Wanita itu kemudian menatap Emryn dari ujung kepala sampai ujung kaki dengan tatapan kagum, "Kamu tampan sekali, namamu siapa?
Emryn tak terkejut, bahkan senyumnya makin lebar. Diraihnya tangan wanita itu, lalu dikecup dengan takzim. "Emryn. ini Emryn, anak Bunda."
Wanita itu mengernyitkan dahinya, "Ah, Emryn sih masih di kampus jam segini. Mana sempat dia temani Bunda buka puasa. Lagipula, Emryn biasanya nggak senyum sebanyak kamu."
Emryn tertawa, makin lama, usianya makin muda saja di mata ibunya. Empat tahun lalu, beliau masih ingat bahwa anak satu-satunya ini sudah menjadi dosen, lalu dua tahun lalu turun menjadi mahasiswa S2, sekarang, yang beliau ingat, Emryn adalah mahasiswa tingkat dua. "Jadi, aku siapa?"
Bu Riska menelitinya dengan seksama, "Saya tahu!"
Mata Emryn melebar, "Siapa?"
"Cucunya Mang Aip! Itu kamu bawa sate pesanan saya buat buka puasa, pasti Emryn yang pesan ya! Makanya saya tulis di kalender. Tiap kamis makan sate ayam Mang Aip." ia menunjuk tas kertas yang menguarkan aroma gurih di tangan Emryn.

Emryn tertawa lagi, walau sebenarnya hatinya terasa menciut setiap kali bundanya gagal mengenali dirinya. Ia harus sering senyum dan tertawa agar ibunya selalu senang.

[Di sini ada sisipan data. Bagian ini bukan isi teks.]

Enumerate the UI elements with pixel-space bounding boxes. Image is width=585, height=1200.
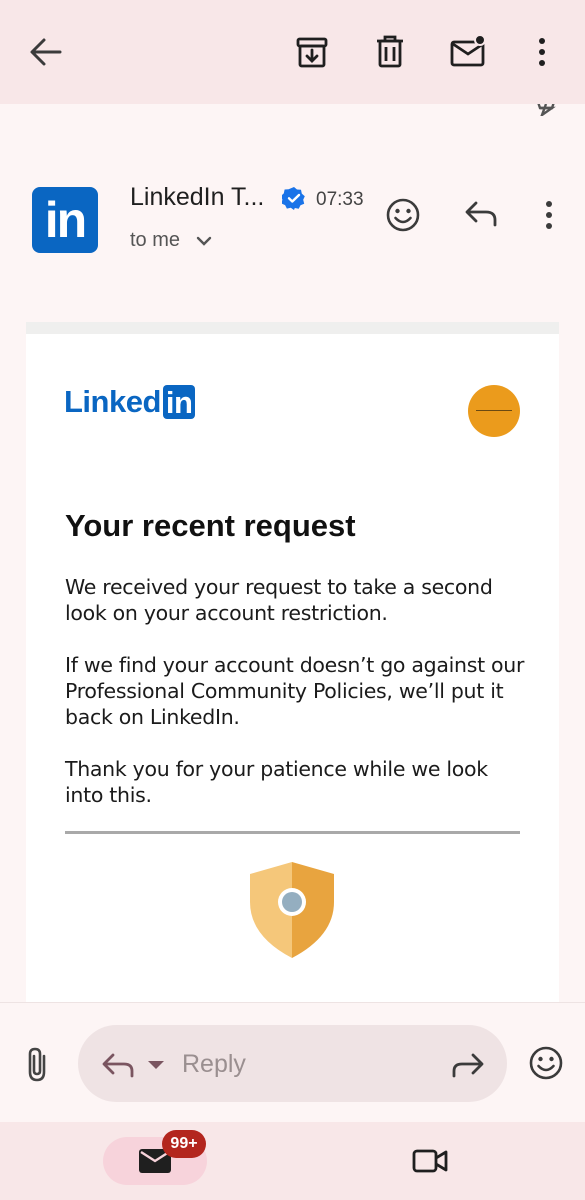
- message-time: 07:33: [316, 189, 364, 210]
- shield-icon: [247, 860, 337, 965]
- attachment-icon[interactable]: [24, 1046, 50, 1082]
- paragraph-3: Thank you for your patience while we loo…: [65, 757, 488, 807]
- star-icon[interactable]: [532, 104, 560, 116]
- bottom-navigation: [0, 1122, 585, 1200]
- chevron-down-icon: [196, 235, 212, 247]
- arrow-left-icon[interactable]: [28, 36, 62, 68]
- reply-placeholder[interactable]: Reply: [182, 1050, 246, 1079]
- trash-icon[interactable]: [374, 34, 406, 70]
- recipient-label: to me: [130, 229, 181, 251]
- reply-mode-dropdown-icon[interactable]: [147, 1059, 165, 1071]
- top-app-bar: [0, 0, 585, 104]
- forward-icon[interactable]: [451, 1052, 485, 1078]
- reply-icon[interactable]: [464, 200, 498, 228]
- verified-badge-icon: [280, 186, 306, 215]
- profile-picture: [468, 385, 520, 437]
- paragraph-1: We received your request to take a secon…: [65, 575, 493, 625]
- email-headline: Your recent request: [65, 508, 356, 543]
- recipient-toggle[interactable]: to me: [130, 229, 211, 252]
- message-more-icon[interactable]: [540, 199, 558, 231]
- subject-strip: [0, 104, 585, 134]
- sender-avatar[interactable]: in: [32, 187, 98, 253]
- reply-mode-icon[interactable]: [101, 1052, 135, 1078]
- emoji-react-icon[interactable]: [385, 197, 421, 233]
- video-camera-icon[interactable]: [412, 1146, 448, 1176]
- sender-name[interactable]: LinkedIn T...: [130, 183, 264, 212]
- divider: [65, 831, 520, 834]
- more-vert-icon[interactable]: [533, 36, 551, 68]
- email-content: Linked in Your recent request We received…: [26, 322, 559, 1002]
- emoji-icon[interactable]: [528, 1045, 564, 1081]
- unread-count-badge: 99+: [162, 1130, 206, 1158]
- linkedin-logo: Linked in: [64, 382, 196, 422]
- mail-unread-icon[interactable]: [450, 34, 488, 68]
- logo-box: in: [162, 385, 196, 420]
- subject-text-fragment: [270, 104, 276, 106]
- logo-wordmark: Linked: [64, 384, 161, 419]
- profile-picture-line: [476, 410, 512, 411]
- avatar-text: in: [44, 192, 87, 248]
- reply-input[interactable]: [78, 1025, 507, 1102]
- paragraph-2: If we find your account doesn’t go again…: [65, 653, 525, 729]
- archive-icon[interactable]: [295, 35, 329, 69]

Tak lama setelah Emryn lulus kuliah, kedua orangtuanya bercerai. Mereka memang sudah lama tak akur. Tak terhitung pertengkaran demi pertengkaran yang ia saksikan sejak kecil. Sekolah adalah rumah kedua baginya. Tempat yang aman dari bentakan ayah dan tangisan bundanya. Makanya, Emryn lebih suka ikut aneka lomba sehingga sibuk melakukan persiapan dengan guru-guru, atau berkhayal bersama buku-buku di perpustakaan, daripada pulang ke rumah. Pahit, tapi di sisi lain, itulah awal tumbuhnya rasa cinta Emryn terhadap dunia akademik.